17. The method of claim 16, applying a data acknowledgement and retransmission scheme to transmissions assigned the first priority.

18. The method of claim 1, wherein the wireless transmission comprises a transmission from a cellular telephone.

19. A system for backhaul of wireless transmissions, the system comprising:

a base station configured to:

receive a wireless transmission from a mobile device, the wireless transmission using a first wireless protocol; and

forward the received transmission to a hub station using a second wireless protocol, the second wireless protocol being different than the first wireless protocol.

20. The system of claim 19, wherein the base station is further configured to process the wireless transmission.

21. The system of claim 20, wherein at least some of the same hardware is used to transmit wireless transmissions to the mobile device and the hub station and to receive wireless transmissions from the mobile device and the hub station.

22. The system of claim 21, wherein the at least some of the same hardware comprises an antenna, a feed-line, a power amplifier, a transmitter, and a receiver.

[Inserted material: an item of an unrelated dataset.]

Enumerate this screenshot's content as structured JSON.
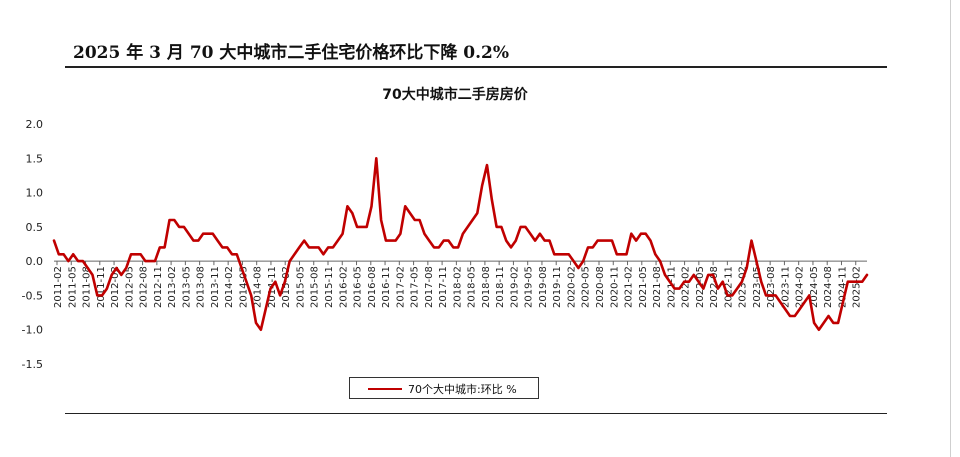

23. The system of claim 19, further comprising:

a hub station configured to:

receive a wireless transmission from the base station; and

forward the received transmission to a base station controller over a wired line.

24. The system of claim 23, wherein the hub station is communicatively coupled with two or more base stations.

25. The system of claim 29, wherein the base station is further configured to:

determine, at the first base station, a priority of the received transmission; and

forward the transmission based on the determined priority.

26. The method of claim 25, wherein the base station is configured to:

assign a first priority to transmissions including at least one of signaling data and control data;

assign a second priority to transmissions including voice data, wherein the first priority is greater than the second priority; and

apply a data acknowledgement and retransmission scheme to transmissions assigned the first priority.

27. A computer program product tangibly embodied on an information carrier, the computer program product comprising instructions to cause a machine to:

receive at a base station a wireless transmission from a mobile device, the wireless transmission using a first wireless protocol; and

forward the transmission from the base station to a hub station using a second wireless protocol, the second wireless protocol being different than the first wireless protocol.

28. The computer program product of claim 27, further comprising instructions to cause the machine to process the wireless transmission.

29. The computer program product of claim 27, wherein the hub station is communicatively coupled with two or more base stations.

30. The computer program product of claim 27, further comprising instructions to cause the machine to:

determine, at the first base station, a priority of the received transmission; and

forward the transmission based on the determined priority.

31. The computer program product of claim 30, further comprising instructions to cause the machine to:

assign a first priority to transmissions including at least one of signaling data and control data;

assign a second priority to transmissions including voice data, wherein the first priority is greater than the second priority; and

apply a data acknowledgement and retransmission scheme to transmissions assigned the first priority.

32. A method comprising

between a base station that communicates with mobile devices and a base station controller, carrying bidirectional call data using a bidirectional wireless hop.

33. The method of claim 32, wherein the bidirectional wireless hop communicates data using a protocol that is different than the protocol used to communicate with the mobile devices.

34. The method of claim 33, further comprising:

assigning a first priority to transmissions received by the bidirectional wireless hop that include at least one of signaling data and control data;

assigning a second priority to transmissions received by the bidirectional wireless hop that include voice data, wherein the first priority is greater than the second priority; and

applying a data acknowledgement and retransmission scheme to transmissions assigned the first priority.